[haiku-bugs] Re: [Haiku] #8275: Deadlocking apps when opening documents

  • From: "bonefish" <trac@xxxxxxxxxxxx>
  • Date: Mon, 25 Jun 2012 00:22:39 -0000

#8275: Deadlocking apps when opening documents
-------------------------------------+----------------------------
   Reporter:  humdinger              |      Owner:  bonefish
       Type:  bug                    |     Status:  new
   Priority:  normal                 |  Milestone:  R1/alpha4
  Component:  System/runtime_loader  |    Version:  R1/Development
 Resolution:                         |   Keywords:
 Blocked By:                         |   Blocking:  8081
Has a Patch:  0                      |   Platform:  All
-------------------------------------+----------------------------

Comment (by bonefish):

 Replying to [comment:9 leavengood]:
 > Replying to [comment:6 bonefish]:
 > There are even TODOs in the runtime_loader's elf.cpp (added by you about
 3 years ago) about improving the locking :)

 Yes, there's a TODO mentioning that locking should be improved. I may have
 added it, but possibly I just converted/reinterpreted a preexisting
 comment. IIRC we inherited the locking strategy from NewOS and there had
 already been a comment mentioning that it is suboptimal. Though, I believe
 that was only considering the performance aspect of the problem (making
 the runtime loader essentially single-threaded), not that this is actually
 a functional bug.

 > Is there any chance you or anyone else sufficiently skilled could fix
 this in the next few weeks?

 I don't think I'll have time to work on that anytime soon. I can't speak
 for anyone else, but in open source it is usually safe to assume that if
 you don't do it yourself nobody will. :-)

 > If not I could take a stab, but low-level stuff like this isn't my
 forte.

 While the runtime loader may be considered low-level, the abstract problem
 at hand isn't anything you couldn't just as well encounter in your multi-
 threaded application.

 > I'm taking a look at alpha4 marked issues, though I suppose this could
 be ignored for alpha4. It is annoying but it happens pretty infrequently
 in my testing.

 Yeah, well, that might also be depending on the test machine. What happens
 infrequently on your machine might happen relatively often on others and
 not at all on yet others.

 BTW, it should be pretty easy to implement a reliable test case, if that
 helps. In pseudo-code:
 {{{
     static BLocker sLock;

     static struct Foo {
         Foo()
         {
             start new thread in thread_function();
             sleep 1s;
             sLock.Lock();
             sLock.Unlock();
         }
     } sFoo;

     thread_function()
     {
         sLock.Lock();
         call any runtime loader service, e.g. `get_image_symbol()`;
         sLock.Unlock();
     }

     main() {}
 }}}
 The `Foo` constructor tries to lock `sLock` while holding the runtime
 loader lock. `thread_function()` tries to lock the runtime loader lock
 while holding `sLock`.

 In case you or someone else wants to tackle the issue, I'll try and give
 and overview of the situation:

  * There's a global list, `sLoadedImages` plus `sLoadedImageCount` in
 images.cpp, which contains objects (the loaded images, `image_t`).
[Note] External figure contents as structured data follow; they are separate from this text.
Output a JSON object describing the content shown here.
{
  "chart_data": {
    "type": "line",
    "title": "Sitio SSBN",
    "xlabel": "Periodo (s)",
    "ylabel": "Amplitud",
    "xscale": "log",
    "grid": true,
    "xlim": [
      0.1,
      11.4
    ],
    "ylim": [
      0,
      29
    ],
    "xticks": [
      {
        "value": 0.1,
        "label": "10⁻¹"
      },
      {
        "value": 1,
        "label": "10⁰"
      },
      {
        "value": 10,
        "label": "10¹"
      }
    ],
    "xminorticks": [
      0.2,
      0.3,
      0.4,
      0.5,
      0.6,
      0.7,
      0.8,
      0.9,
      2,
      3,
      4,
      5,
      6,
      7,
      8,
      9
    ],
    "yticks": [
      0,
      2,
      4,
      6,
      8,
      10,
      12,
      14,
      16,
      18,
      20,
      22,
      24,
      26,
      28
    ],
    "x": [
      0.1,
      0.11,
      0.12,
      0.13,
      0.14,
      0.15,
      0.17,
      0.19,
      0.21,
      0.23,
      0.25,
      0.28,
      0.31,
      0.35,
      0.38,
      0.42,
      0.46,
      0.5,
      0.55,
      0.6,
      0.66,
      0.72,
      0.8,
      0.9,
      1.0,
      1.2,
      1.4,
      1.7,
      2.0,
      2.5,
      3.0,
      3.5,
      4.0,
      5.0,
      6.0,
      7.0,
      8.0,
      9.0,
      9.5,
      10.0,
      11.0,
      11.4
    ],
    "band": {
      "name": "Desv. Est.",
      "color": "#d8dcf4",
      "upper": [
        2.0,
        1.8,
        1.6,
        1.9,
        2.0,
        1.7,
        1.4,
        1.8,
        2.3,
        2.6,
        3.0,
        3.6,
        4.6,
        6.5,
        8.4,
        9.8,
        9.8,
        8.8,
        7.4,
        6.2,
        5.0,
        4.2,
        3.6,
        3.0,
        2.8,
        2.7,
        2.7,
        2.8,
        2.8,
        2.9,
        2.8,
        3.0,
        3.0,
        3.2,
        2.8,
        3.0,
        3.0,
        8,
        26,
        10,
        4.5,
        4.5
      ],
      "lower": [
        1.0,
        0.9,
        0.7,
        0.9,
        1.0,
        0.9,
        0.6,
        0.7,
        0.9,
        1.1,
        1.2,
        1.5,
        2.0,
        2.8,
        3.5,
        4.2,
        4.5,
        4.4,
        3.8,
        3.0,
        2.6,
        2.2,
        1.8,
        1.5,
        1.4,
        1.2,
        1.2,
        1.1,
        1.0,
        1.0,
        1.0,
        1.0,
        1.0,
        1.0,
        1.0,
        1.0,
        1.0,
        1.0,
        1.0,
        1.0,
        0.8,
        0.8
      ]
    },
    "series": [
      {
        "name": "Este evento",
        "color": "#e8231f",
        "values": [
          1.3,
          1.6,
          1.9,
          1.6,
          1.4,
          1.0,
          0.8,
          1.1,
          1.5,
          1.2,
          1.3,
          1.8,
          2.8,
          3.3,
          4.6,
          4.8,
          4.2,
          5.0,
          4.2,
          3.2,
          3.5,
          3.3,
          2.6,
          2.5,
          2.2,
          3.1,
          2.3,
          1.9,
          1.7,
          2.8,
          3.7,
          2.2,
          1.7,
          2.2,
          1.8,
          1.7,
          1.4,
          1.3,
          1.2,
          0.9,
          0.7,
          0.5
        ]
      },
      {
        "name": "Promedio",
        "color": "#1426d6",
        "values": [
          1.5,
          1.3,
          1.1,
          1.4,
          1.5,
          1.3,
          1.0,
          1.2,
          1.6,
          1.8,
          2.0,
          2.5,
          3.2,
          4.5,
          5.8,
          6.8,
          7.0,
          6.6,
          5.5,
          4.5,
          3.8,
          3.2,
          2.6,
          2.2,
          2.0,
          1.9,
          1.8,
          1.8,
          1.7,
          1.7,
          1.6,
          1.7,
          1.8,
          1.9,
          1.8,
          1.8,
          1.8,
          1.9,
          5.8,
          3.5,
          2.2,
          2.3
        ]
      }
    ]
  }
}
This
 list is constructed while loading the program, but it can change later on
 as add-ons or shared libraries are dynamically loaded and unloaded.
  * That's an image's lifetime:
    - The image is loaded, that is the ELF file header is processed, the
 segments are mapped into memory, an image object is created and added to
 the global list (`sLoadedImages`).
    - The image's dependencies are loaded. Like the first step, just for
 all shared libraries the first image depends on, recursively. There's a
 ref-counting in the image objects. A dependency is only loaded once. Its
 reference count is incremented for each other image that depends on it.
    - The image and the images it depends on are relocated (only the
 dependencies that haven't been relocated yet). This happens in topological
 order, though I think the order doesn't actually matter in this case.
    - The read-only segments of the images are remapped read-only (needed
 to be writable for relocation).
    - The image and its dependencies are initialized (only the not yet
 initialized ones). Initialization means, that the initialization function
 of the image is called, the one that calls static constructors and the
 like, i.e. this calls code in the image, outside the runtime loader. The
 initialization happens bottom up, dependencies before images depending on
 them.
    - The image object remains unchanged until the image is unloaded.
 Unloading an image only decrements its reference count. Unless it drops to
 0, nothing else happens. Otherwise ...
    - The image is moved from `sLoadedImages` to `sDisposableImages`.
    - For the images it depends on the previous two steps and this one are
 executed.
    - For each image that ends up in `sDisposableImages` (i.e. has a ref
 count of 0) its deinitialization function is called (calling static
 destructors etc.), the image is unmapped, and the image object is
 destroyed.
  - After loading the program image and its dependencies the runtime loader
 is essentially a library, providing the following kinds of services to the
 program:
    - Dynamically loading/unloading an add-on/library.
    - Looking up a symbol by name in a given library or globally.
    - Reverse looking up a symbol by address.
    - Iterating through loaded images.
    - Iterating through the symbols of an image (actually looking one up by
 index).
    - Iterating through the direct dependencies of an image.
  - There's a single global runtime loader lock, which is held when the
 program is initially loaded and when any of the provided services is
 performed. In particular it is always held when calling an image
 initialization or deinitialization function.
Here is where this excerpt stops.